Some good conversation about the need for alternatives outside of instutitional norms of what galleries and artists' spaces were brought up. From The Suburban's non-business plan that "relies neither on commercial considerations nor nonprofit grants" to Galapagos' Williamsburg location acting as a community space with art exhibits, where the community could also drink beer, listen to good music, hang out, fall in love and break up. He talked about the need for artists to have creative and financial freedom outside of grants- and the strict and economically-minded push of commercial spaces was adamantly espoused.

However, in the end, most of the panel time was spent on these overall lackluster and self-effacing introductions and less on, perhaps, the actual conversation of art in the Midwest, its place and role. At one point, Patrick asks the panel to dispel the often touted belief that an artist must go to a coast and become successful there before returning to the Midwest to be legitimized. No one could really provide a satisfactory response or engagement. Wolf's own queries about the responsibility an artist has to not act as a colonizing force in impoverished, often Black and Brown communities was met with equally dissapointing lackluster responses.

Which begs the question: what happens when critical discourse becomes everyone in the room talking about how awesome they are, patting each other on the back, and ignoring or eloquently avoiding the actual tough, critical, insightful questions? This concern was exemplified almost perfectly when Patrick herself quipped cheerfully at one of the presenters “That’s agreeable, I can’t argue that!”
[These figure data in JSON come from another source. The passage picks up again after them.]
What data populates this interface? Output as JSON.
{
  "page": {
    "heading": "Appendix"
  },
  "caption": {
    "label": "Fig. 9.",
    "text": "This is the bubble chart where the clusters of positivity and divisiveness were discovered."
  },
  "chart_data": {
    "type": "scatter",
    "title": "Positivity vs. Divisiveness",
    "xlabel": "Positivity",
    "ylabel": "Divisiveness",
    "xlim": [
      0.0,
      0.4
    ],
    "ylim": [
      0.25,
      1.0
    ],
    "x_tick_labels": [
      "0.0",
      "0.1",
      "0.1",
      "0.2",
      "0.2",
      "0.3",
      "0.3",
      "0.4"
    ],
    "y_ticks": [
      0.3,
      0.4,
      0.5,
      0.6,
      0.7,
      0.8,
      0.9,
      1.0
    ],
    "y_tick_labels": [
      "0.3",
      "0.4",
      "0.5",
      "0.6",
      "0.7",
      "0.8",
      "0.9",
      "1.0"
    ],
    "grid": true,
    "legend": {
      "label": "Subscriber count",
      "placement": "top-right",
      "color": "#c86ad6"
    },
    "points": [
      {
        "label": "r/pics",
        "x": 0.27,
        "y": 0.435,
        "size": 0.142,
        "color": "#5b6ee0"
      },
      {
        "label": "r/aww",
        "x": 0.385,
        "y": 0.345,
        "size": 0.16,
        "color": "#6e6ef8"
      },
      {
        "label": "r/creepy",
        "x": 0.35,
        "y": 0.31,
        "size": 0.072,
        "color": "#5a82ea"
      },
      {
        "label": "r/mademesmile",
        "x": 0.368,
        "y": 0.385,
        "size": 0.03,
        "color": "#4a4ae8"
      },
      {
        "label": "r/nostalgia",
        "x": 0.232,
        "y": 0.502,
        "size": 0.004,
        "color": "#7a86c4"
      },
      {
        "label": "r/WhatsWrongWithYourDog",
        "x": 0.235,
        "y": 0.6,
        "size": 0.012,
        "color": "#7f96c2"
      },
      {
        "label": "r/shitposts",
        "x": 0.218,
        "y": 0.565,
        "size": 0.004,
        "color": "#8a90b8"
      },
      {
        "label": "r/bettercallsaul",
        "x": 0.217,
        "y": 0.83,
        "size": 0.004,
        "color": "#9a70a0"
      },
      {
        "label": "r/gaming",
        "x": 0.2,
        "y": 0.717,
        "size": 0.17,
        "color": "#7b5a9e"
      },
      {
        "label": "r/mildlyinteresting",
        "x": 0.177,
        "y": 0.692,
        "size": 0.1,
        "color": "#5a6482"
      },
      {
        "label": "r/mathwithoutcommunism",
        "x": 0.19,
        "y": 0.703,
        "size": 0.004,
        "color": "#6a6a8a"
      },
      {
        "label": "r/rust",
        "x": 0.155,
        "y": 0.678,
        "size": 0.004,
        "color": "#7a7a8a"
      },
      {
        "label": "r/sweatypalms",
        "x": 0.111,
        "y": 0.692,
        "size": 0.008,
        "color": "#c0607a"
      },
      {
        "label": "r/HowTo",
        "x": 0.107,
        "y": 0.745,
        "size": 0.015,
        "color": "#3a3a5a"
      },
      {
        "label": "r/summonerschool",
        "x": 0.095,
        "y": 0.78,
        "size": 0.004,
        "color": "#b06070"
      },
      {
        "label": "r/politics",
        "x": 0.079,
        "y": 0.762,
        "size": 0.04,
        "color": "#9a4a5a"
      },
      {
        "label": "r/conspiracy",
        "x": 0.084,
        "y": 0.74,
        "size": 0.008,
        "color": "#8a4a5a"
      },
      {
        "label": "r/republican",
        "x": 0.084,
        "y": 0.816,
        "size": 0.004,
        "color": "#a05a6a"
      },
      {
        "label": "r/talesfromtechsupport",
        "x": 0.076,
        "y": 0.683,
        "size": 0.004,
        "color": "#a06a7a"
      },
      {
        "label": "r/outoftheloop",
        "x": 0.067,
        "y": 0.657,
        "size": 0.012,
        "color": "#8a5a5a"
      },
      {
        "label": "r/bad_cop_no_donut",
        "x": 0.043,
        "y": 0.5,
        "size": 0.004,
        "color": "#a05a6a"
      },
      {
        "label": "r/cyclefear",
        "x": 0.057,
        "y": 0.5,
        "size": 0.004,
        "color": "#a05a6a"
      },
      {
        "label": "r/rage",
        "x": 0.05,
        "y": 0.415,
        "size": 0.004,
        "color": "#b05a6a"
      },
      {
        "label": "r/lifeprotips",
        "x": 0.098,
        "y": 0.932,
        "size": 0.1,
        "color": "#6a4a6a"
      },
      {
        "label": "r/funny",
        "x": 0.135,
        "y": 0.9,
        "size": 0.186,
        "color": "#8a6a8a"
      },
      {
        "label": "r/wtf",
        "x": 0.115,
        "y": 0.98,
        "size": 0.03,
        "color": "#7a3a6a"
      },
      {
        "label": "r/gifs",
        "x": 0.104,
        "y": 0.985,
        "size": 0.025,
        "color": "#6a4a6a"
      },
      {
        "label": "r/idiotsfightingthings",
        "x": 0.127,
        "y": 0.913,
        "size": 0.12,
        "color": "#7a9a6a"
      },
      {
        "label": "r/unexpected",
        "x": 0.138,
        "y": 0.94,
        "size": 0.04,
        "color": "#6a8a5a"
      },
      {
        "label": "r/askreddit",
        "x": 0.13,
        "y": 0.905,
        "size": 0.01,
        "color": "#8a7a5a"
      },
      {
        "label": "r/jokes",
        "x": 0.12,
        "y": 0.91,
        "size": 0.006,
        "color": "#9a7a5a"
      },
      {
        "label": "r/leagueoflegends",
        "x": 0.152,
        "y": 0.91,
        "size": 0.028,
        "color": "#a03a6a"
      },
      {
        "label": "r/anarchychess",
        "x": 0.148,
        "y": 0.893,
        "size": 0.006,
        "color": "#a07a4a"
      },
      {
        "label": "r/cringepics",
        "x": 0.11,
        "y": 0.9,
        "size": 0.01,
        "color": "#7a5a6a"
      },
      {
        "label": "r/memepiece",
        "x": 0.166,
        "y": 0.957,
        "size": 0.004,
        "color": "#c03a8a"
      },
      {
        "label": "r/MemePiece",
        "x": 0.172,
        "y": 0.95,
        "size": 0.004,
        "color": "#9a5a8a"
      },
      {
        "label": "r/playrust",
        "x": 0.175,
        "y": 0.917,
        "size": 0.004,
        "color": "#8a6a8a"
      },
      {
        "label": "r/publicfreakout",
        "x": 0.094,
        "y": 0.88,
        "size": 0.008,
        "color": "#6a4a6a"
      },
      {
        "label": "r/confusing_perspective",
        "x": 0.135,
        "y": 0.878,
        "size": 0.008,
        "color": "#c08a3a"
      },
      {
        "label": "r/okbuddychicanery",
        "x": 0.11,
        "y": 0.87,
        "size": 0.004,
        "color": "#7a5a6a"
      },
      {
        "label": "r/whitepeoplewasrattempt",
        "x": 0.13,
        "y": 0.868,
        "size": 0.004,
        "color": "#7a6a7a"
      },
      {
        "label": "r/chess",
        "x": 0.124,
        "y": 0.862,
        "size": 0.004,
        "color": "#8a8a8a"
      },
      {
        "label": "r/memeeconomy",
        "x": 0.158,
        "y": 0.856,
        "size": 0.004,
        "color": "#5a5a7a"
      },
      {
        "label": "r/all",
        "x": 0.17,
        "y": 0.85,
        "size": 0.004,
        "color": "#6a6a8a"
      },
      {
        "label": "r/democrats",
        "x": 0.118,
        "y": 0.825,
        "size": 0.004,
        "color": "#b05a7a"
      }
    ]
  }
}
What happens when people’s interpretation of displacement and artistic colonialism when words like “untapped,” “innovation,” “drive” and “expression” are slapped onto it, calling it successful. 

There are a lot of assumptions happening in the space: that everyone understands and does art similarly, that there are similar goals, similar backgrounds, similar politics, similar understandings- that everyone is coming from similar perspectives and experiences. When speaking to the process of gentrification and the question of displacement of poor communities that artists often find themselves in, Patrick thought the poor pre-existing communities in question meant poor art college graduates.

A recent article in Everyday Feminism titled “Nine Ways We Can Make Social Justice Movements Less Elitist and Inaccessible” talks about the ways communities working to be inclusive and supportive actually end up being the opposite. It got me thinking about where those changes happen. I have realized that there is a difference between a "scene" and a "community."

Scenes are about being seen, about performing, about keeping people to an exclusive standard and only allowing those who meet that standard in. Scenes are about who you aren't. Meanwhile, communities are about living and existing with one another with similar ideological and inclusive values in mind while at the same allowing for growth, variety, dissent and differences. Community is about being who you are, especially in relation and according to how you act in community with others.

So, are we about creating artist scenes or artistic communities?